The point of the given post, as I read it, is that certain languages like GolfScript, K, and some other extremely-high level languages can trivialize Code Golf by taking problems (for the sake of discussion, determining whether some string is a palindrome), and creating a solution in likely less than 15-20 characters, which totally blows other more verbose languages out of the water; they simply can't compete!

A potential solution I want to discuss is probably not a real shocker, and might seem a tad obvious: winners can be tallied by language. To return to the palindrome example, say User A creates a 65-character Python solution and a 15 character GolfScript solution, while User B creates a 45-character K solution and a 25 character GolfScript solution. In categories, User A would be the winner for GolfScript, while User B would be the winner for K (at least, until some challenger comes to take their title away.)

The major point I can see against this idea is that there's only one Green Checkmark of Victory.
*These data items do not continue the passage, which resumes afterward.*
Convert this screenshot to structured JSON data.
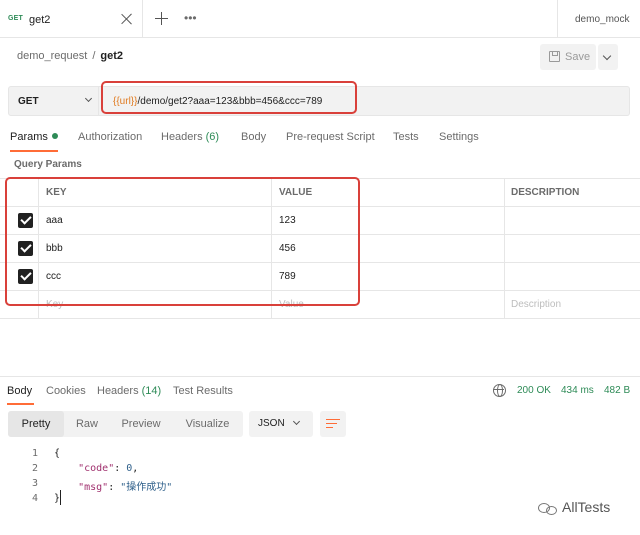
{
  "tab": {
    "method": "GET",
    "title": "get2"
  },
  "environment": "demo_mock",
  "breadcrumb": {
    "collection": "demo_request",
    "separator": "/",
    "request": "get2"
  },
  "toolbar": {
    "save_label": "Save"
  },
  "request": {
    "method": "GET",
    "url_variable": "{{url}}",
    "url_path": "/demo/get2?aaa=123&bbb=456&ccc=789"
  },
  "request_tabs": [
    {
      "label": "Params",
      "active": true
    },
    {
      "label": "Authorization"
    },
    {
      "label": "Headers",
      "count": "(6)"
    },
    {
      "label": "Body"
    },
    {
      "label": "Pre-request Script"
    },
    {
      "label": "Tests"
    },
    {
      "label": "Settings"
    }
  ],
  "query_params": {
    "title": "Query Params",
    "headers": [
      "KEY",
      "VALUE",
      "DESCRIPTION"
    ],
    "rows": [
      {
        "checked": true,
        "key": "aaa",
        "value": "123"
      },
      {
        "checked": true,
        "key": "bbb",
        "value": "456"
      },
      {
        "checked": true,
        "key": "ccc",
        "value": "789"
      }
    ],
    "placeholders": {
      "key": "Key",
      "value": "Value",
      "description": "Description"
    }
  },
  "response_tabs": [
    {
      "label": "Body",
      "active": true
    },
    {
      "label": "Cookies"
    },
    {
      "label": "Headers",
      "count": "(14)"
    },
    {
      "label": "Test Results"
    }
  ],
  "response_meta": {
    "status": "200 OK",
    "time": "434 ms",
    "size": "482 B"
  },
  "view_modes": [
    "Pretty",
    "Raw",
    "Preview",
    "Visualize"
  ],
  "active_view_mode": "Pretty",
  "format": "JSON",
  "response_body": {
    "line_numbers": [
      "1",
      "2",
      "3",
      "4"
    ],
    "lines": {
      "open": "{",
      "code_key": "\"code\"",
      "code_val": "0",
      "msg_key": "\"msg\"",
      "msg_val": "\"操作成功\"",
      "close": "}"
    }
  },
  "watermark": "AllTests",
  "colors": {
    "accent": "#ff6c37",
    "highlight_box": "#d9403a",
    "success": "#2e8b57",
    "variable": "#e07a1f"
  }
}
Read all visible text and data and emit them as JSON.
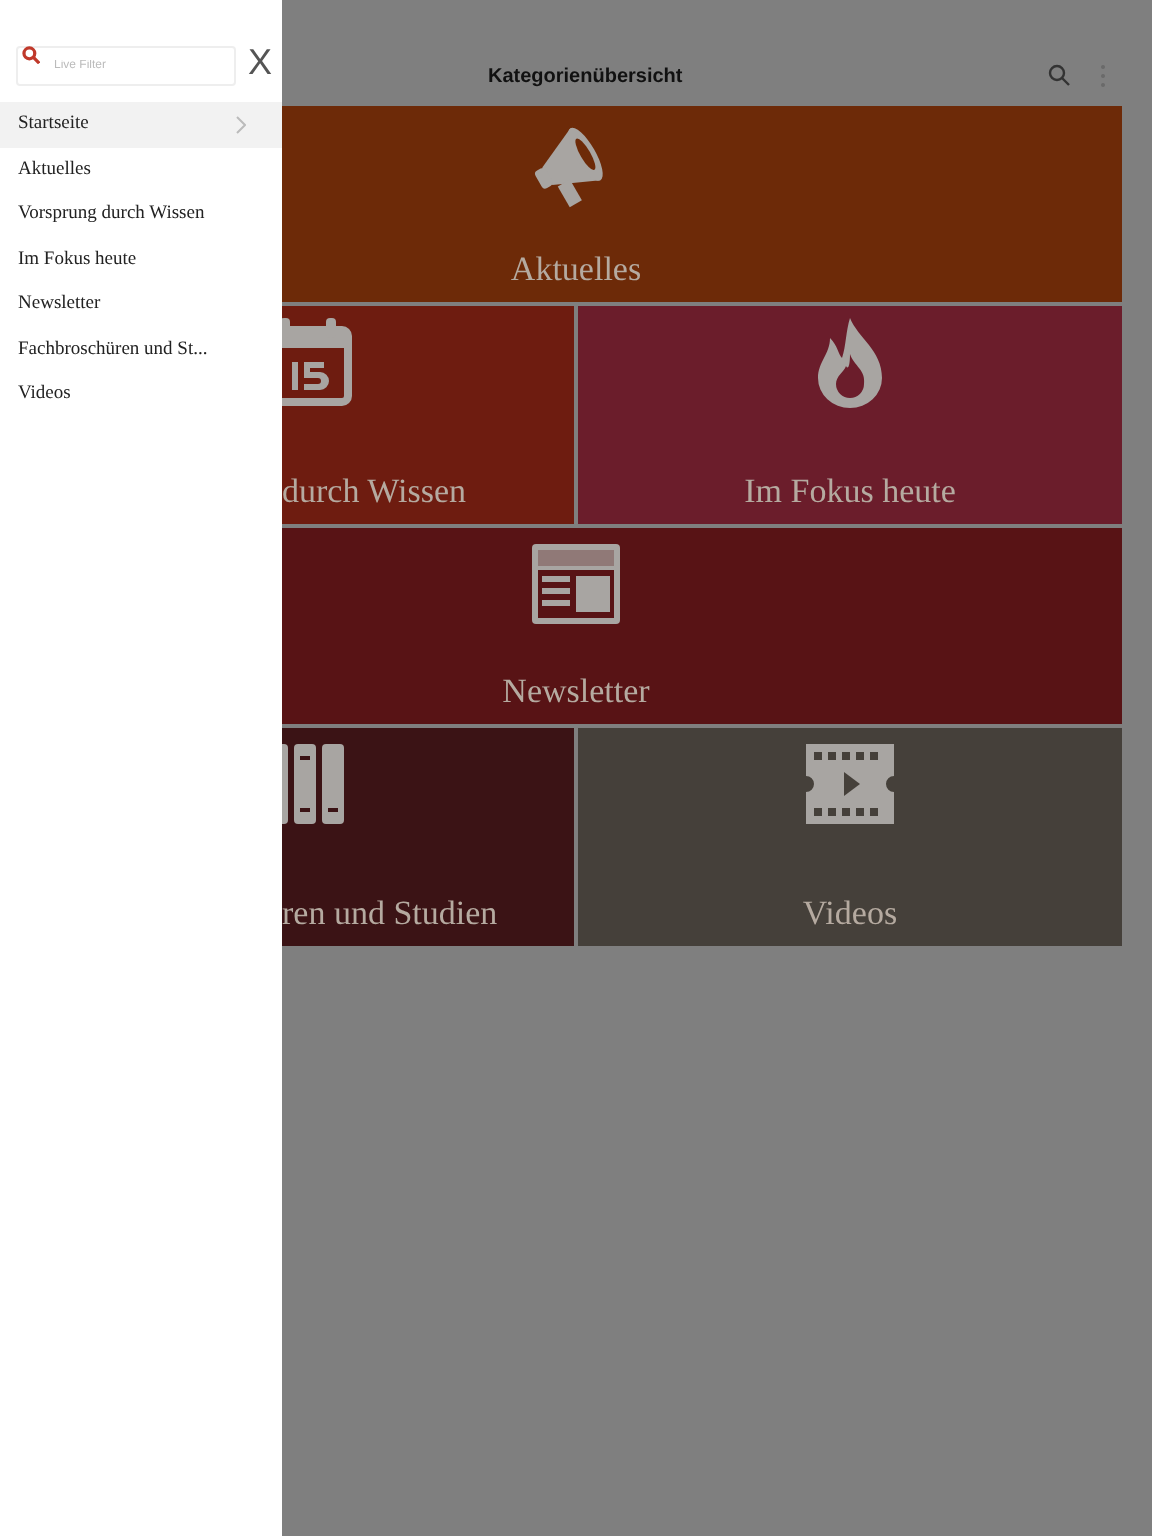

This idea is imperfect because splitting things up by category raises the question of what it really means to win at Code Golf. Dividing by language means the possibility of multiple winners, which is thoroughly incompatible with the format of a Q/A site.

So, the Meta-Question: A) How can we compartmentalize these competitions such that users of arcane, high-level languages can recieve recognition alongside users of more verbose languages, and B) If we accept a multi-winner paradigm, how can we crown the One True Winner?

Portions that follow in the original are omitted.